Table 2.
Predicted change at protein level due to rare variant | Poly Phen-2 | phyloP | MutationTaster | PROVEAN | CENTO-GENE | Known clinical phenotypes associated with other variation in gene | Likelihood of pathogenicity based on ACMG guidelines |
---|---|---|---|---|---|---|---|
MLKL: Frameshift deletion: 369-471del + novel 21 a/a | N/A | N/A | N/A | N/A | N/A | Heterozygous variant leading to reduced expression associated with late-onset Alzheimer’s disease (see main manuscript for reference) | Moderate evidence of pathogenicity |
FA2H: Non-frame-shift deletion: F11del | N/A | N/A | N/A | −1.305 (neutral) | Cannot be confirmed as damaging | Multiple FA2H variants associated with hereditary spastic paraplegia, leukodystrophy, neurodegeneration with brain iron accumulation (see main manuscript for references) | Moderate evidence of pathogenicity |
AP1S2: Non-synonymous single nucleotide variant: K55R | 0.642 (poss.) | 0.99847 (neutral) | 0.96041 (neutral) | −2.92 (poss.) | N/A | Variants causing substantial protein truncation or deletion associated with mental retardation, hypotonia, microcephaly, developmental delays with age of onset at 4 years or less | Supporting evidence of benign impact (clinical phenotype mismatch) |
The predicted protein level consequences and potential pathogenicity of the rare variants shown in Supplementary Table 1, prior to functional investigations.
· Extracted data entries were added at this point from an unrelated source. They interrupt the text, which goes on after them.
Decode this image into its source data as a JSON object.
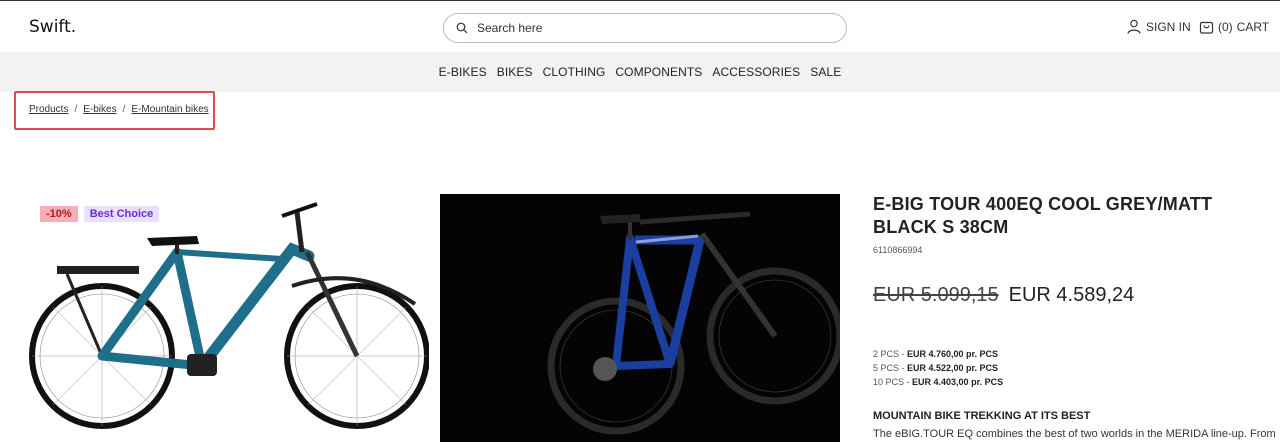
{
  "header": {
    "logo": "Swift.",
    "search_placeholder": "Search here",
    "signin_label": "SIGN IN",
    "cart_count": "(0)",
    "cart_label": "CART"
  },
  "nav": {
    "items": [
      "E-BIKES",
      "BIKES",
      "CLOTHING",
      "COMPONENTS",
      "ACCESSORIES",
      "SALE"
    ]
  },
  "breadcrumb": [
    "Products",
    "E-bikes",
    "E-Mountain bikes"
  ],
  "product": {
    "badges": {
      "sale": "-10%",
      "choice": "Best Choice"
    },
    "title": "E-BIG TOUR 400EQ COOL GREY/MATT BLACK S 38CM",
    "sku": "6110866994",
    "old_price": "EUR 5.099,15",
    "new_price": "EUR 4.589,24",
    "tiers": [
      {
        "qty": "2 PCS",
        "price": "EUR 4.760,00 pr. PCS"
      },
      {
        "qty": "5 PCS",
        "price": "EUR 4.522,00 pr. PCS"
      },
      {
        "qty": "10 PCS",
        "price": "EUR 4.403,00 pr. PCS"
      }
    ],
    "desc_title": "MOUNTAIN BIKE TREKKING AT ITS BEST",
    "desc_text": "The eBIG.TOUR EQ combines the best of two worlds in the MERIDA line-up. From"
  },
  "colors": {
    "highlight_box": "#e04b50",
    "bike_left_frame": "#1f6f8b",
    "bike_right_frame": "#1b3fa0"
  }
}
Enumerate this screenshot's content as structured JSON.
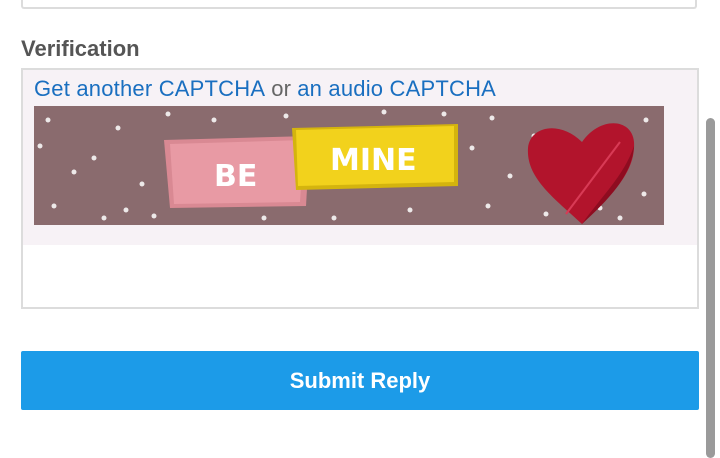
{
  "form": {
    "verification_label": "Verification",
    "captcha": {
      "get_another_link": "Get another CAPTCHA",
      "or_text": "or",
      "audio_link": "an audio CAPTCHA",
      "image_text_1": "BE",
      "image_text_2": "MINE",
      "image_colors": {
        "background": "#8a6b6e",
        "card_pink": "#e89aa4",
        "card_yellow": "#f2d21c",
        "heart": "#b2142c"
      }
    },
    "answer_input": {
      "value": "",
      "placeholder": ""
    },
    "submit_label": "Submit Reply"
  },
  "colors": {
    "link": "#1a6fc0",
    "submit_button": "#1c9be8",
    "border": "#dcdcdc"
  }
}
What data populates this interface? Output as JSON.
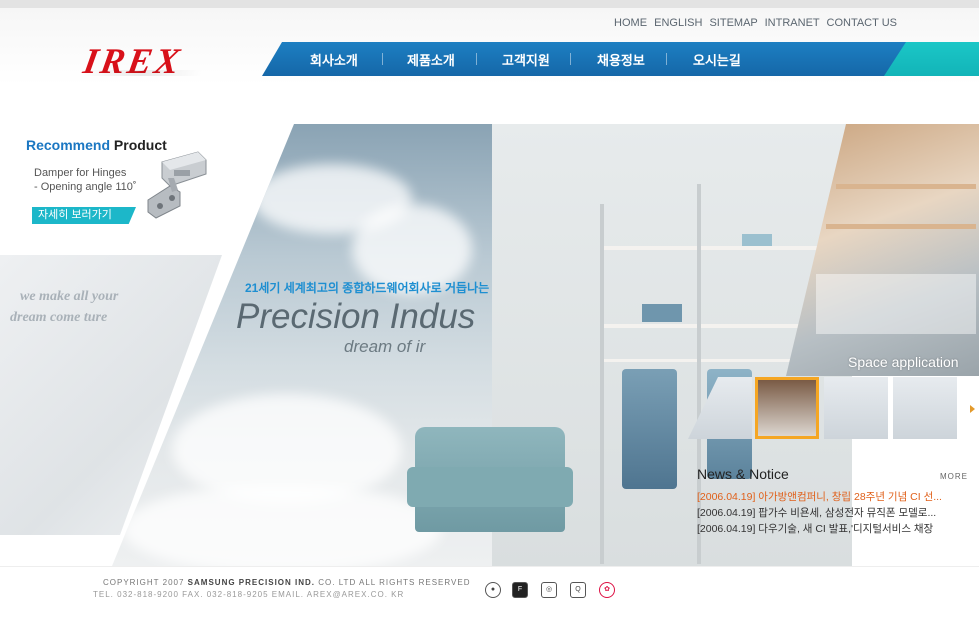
{
  "header": {
    "util_links": [
      "HOME",
      "ENGLISH",
      "SITEMAP",
      "INTRANET",
      "CONTACT US"
    ],
    "logo": "IREX",
    "nav": [
      "회사소개",
      "제품소개",
      "고객지원",
      "채용정보",
      "오시는길"
    ]
  },
  "recommend": {
    "title_accent": "Recommend",
    "title_rest": "Product",
    "desc_line1": "Damper for Hinges",
    "desc_line2": "- Opening angle 110˚",
    "button": "자세히 보러가기"
  },
  "sketch_text": {
    "line1": "we make all your",
    "line2": "dream come ture"
  },
  "hero": {
    "tagline": "21세기 세계최고의 종합하드웨어회사로 거듭나는",
    "headline": "Precision Indus",
    "subline": "dream of ir"
  },
  "space": {
    "label": "Space application"
  },
  "news": {
    "title": "News & Notice",
    "more": "MORE",
    "items": [
      "[2006.04.19]  아가방앤컴퍼니, 창립 28주년 기념 CI 선...",
      "[2006.04.19]  팝가수 비욘세, 삼성전자 뮤직폰 모델로...",
      "[2006.04.19]  다우기술, 새 CI 발표,'디지털서비스 채장"
    ]
  },
  "footer": {
    "copyright_pre": "COPYRIGHT 2007",
    "copyright_brand": "SAMSUNG PRECISION IND.",
    "copyright_post": "CO. LTD ALL RIGHTS RESERVED",
    "contact": "TEL. 032-818-9200   FAX. 032-818-9205   EMAIL. AREX@AREX.CO. KR",
    "cert_icons": [
      "cert-badge-icon",
      "fira-logo-icon",
      "cert-check-icon",
      "cert-q-icon",
      "cert-seal-icon"
    ]
  }
}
Potential pathogenicity was assessed using in silico predictive algorithms where possible; these algorithms generate scores for the likelihood of the variant affecting protein function (where ‘poss.’ denotes a possibly damaging effect and ‘neutral’ indicates no likely effect). The FA2H non-frameshift deletion F11del was also evaluated by CENTOGENE (www.centogene.com), a CAP accredited company for clinical genetic testing, who could not confirm the variant as damaging. Known clinical phenotypes for other variants in the genes in question are also summarized. The likelihood of variant pathogenicity as estimated by the ACMG guidelines considers variant frequency, potential protein level impact, familial disease pedigree, other known variants in the gene of interest, and the clinical phenotypes they contribute to.